Fixing exim's content scanning
Exim is a very flexible MTA and even if I consider myself a Postfix guy after 7
months I've gotta say I appreciate its flexibility and power. Very
interesting is the built-in perl support, which allows you to define any kind
of function to be used even to change Exim's config/behavior at runtime. One of
the things I use that for is some custom content filtering.

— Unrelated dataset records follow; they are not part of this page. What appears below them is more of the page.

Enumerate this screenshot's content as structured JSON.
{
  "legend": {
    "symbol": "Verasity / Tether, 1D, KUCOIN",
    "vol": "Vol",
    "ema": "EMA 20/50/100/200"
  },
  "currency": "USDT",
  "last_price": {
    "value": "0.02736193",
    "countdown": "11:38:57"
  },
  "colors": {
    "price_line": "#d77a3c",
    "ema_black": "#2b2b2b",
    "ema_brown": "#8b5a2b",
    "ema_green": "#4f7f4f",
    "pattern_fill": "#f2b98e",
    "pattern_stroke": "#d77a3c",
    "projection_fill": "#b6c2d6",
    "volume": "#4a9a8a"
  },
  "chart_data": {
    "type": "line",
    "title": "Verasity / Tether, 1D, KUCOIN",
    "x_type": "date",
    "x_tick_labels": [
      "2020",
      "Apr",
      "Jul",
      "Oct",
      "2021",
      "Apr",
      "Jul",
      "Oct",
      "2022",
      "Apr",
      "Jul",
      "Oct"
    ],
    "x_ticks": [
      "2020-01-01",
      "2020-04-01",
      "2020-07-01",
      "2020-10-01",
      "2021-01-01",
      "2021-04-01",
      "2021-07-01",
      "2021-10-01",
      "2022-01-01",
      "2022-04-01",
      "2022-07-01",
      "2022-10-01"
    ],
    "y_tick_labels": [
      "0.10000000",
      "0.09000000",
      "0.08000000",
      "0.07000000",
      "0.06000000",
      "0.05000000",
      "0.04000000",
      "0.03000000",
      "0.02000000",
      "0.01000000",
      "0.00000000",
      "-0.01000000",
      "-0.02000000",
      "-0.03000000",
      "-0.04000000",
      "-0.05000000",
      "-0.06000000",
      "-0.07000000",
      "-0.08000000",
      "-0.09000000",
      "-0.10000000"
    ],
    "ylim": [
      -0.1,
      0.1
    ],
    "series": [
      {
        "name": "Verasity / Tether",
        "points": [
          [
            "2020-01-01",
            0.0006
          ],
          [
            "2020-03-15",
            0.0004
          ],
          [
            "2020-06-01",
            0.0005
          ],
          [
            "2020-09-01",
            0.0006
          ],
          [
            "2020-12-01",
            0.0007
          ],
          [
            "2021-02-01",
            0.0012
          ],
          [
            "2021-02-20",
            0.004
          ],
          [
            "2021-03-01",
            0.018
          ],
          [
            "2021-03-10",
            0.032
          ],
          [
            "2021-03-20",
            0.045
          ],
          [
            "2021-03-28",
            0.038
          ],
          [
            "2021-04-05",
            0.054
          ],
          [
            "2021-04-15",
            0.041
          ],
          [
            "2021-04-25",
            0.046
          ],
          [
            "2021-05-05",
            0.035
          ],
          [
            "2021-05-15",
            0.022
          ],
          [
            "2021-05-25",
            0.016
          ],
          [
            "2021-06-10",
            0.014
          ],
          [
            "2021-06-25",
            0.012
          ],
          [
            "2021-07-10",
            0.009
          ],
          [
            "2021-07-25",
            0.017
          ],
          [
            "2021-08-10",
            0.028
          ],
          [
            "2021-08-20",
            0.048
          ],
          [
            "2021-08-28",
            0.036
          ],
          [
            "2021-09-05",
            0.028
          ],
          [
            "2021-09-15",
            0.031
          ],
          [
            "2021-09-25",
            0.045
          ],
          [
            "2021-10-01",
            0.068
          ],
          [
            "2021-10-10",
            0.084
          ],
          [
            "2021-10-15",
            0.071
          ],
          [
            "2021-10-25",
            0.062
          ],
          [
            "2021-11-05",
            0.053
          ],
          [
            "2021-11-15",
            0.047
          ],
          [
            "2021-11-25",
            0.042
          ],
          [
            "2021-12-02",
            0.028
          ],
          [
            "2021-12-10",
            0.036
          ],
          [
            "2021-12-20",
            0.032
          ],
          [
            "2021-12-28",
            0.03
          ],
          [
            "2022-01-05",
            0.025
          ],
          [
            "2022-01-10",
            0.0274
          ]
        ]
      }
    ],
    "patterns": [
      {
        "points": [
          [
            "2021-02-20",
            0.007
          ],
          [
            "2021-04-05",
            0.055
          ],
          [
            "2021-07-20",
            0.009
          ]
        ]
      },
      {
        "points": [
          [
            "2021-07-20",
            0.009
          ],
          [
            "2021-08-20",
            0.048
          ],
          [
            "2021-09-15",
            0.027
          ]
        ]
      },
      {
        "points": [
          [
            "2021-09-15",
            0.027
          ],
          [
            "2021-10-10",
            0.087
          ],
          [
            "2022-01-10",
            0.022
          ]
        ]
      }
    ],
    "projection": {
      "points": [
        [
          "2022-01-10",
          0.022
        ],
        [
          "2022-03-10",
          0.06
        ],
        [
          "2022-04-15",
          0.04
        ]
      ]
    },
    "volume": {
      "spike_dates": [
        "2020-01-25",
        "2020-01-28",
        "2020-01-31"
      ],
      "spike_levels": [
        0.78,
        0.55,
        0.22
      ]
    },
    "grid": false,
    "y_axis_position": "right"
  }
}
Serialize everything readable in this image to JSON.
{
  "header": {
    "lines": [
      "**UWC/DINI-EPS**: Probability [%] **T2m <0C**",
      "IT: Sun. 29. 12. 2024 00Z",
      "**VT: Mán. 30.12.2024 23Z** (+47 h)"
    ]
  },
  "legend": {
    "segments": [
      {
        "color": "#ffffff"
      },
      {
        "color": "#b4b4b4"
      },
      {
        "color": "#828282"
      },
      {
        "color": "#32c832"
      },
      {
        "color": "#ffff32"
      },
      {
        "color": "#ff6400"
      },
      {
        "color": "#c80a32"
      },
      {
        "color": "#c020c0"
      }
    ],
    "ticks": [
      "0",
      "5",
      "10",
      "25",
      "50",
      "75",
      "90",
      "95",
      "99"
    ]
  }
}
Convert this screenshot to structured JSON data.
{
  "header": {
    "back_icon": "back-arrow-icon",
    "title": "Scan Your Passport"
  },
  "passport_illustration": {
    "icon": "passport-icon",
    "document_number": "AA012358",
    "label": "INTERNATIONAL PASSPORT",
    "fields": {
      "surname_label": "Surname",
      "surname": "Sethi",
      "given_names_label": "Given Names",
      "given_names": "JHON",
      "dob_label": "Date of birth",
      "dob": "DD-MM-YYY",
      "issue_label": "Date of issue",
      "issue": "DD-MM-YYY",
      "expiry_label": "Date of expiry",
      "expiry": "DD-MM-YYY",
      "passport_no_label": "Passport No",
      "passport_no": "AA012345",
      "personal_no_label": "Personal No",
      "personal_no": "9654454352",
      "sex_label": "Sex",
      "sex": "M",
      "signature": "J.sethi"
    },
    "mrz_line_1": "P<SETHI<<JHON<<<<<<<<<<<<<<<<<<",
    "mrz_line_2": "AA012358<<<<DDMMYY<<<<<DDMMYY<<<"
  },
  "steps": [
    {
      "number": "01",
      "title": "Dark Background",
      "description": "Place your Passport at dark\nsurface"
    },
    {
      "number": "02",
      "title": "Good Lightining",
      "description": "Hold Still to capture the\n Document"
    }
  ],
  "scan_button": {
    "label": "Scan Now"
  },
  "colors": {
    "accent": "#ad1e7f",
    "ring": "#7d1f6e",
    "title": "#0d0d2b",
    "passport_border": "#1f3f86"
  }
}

It's outside of the scope of this article to explain Exim's ACLs, and the
documentation has got an entire
chapter about it, altho it's not necessary to understand the rest of this
post.
Introducing the case scenario
From my exim4.conf:
...
acl_smtp_data = acl_check_data
...
begin acl
...
acl_check_data:
...
deny demime = *
condition = ${perl{checkContent}\
{/var/spool/exim4/scan/$message_id}}
message = Invalid content
...
The acl_smtp_data is where you want to do content inspection, the common place
to hook up antispam and antivirus. In english the above means: unpack the
message, check if it contains forbidden content and in case it does deny it
logging an "Invalid content" message.Demime is what unpacks the message in a suitable format for scanning. From the manual:
The demime condition unpacks MIME containers in the message. It detects errors in MIME containers and can match file extensions found in the message against a list. Using this facility produces files containing the unpacked MIME parts of the message in the temporary scan directory. IThen the checkContent perl function is executed, with /var/spool/exim4/scan/$message_id passed as a parameter. That path is where demime unpacks messages. If the function returns 1 the message is denied, otherwise the next acl is considered.
The problem[s]
Content inspection wasn't properly working with html messages so I started looking into it and found a bug which I promptly fixed. Being the bug in the perl function I had the problem of telling exim to reload the file without killing all the current connections. The init script supports reload, so I used it, and got back a bunch of errors... the joy of missing semicolons, but at least that confirmed the perl file was actually read and reloaded. Or so I thought. Because of the evidence of the file being re-read it took me a while before deciding that maybe exim was lying to me. Bottom line a restart was necessary, even tho exim is supposed to start a new perl interpreter for each process, so I'm still not entirely sure why that's been the case.But uncovering this problem brought to light another issue: headers weren't checked, Subject being the easiest one to slip forbidden content through. Subject is passed as part of the DATA session, so I was already in the right place. Looking at the code I noticed an if checking for files' mime-type before executing the checkContent() on them, and wondered if that might been the problem. Unfortunately I managed to find absolutely 0 documentation on demime and how it works, so all I was left with were the source code and strace. Two hrs of strace later I have an .eml and a .com file, the former containing all the email, headers included, and the .com only the body of the message. And I knew that the .eml is never checked.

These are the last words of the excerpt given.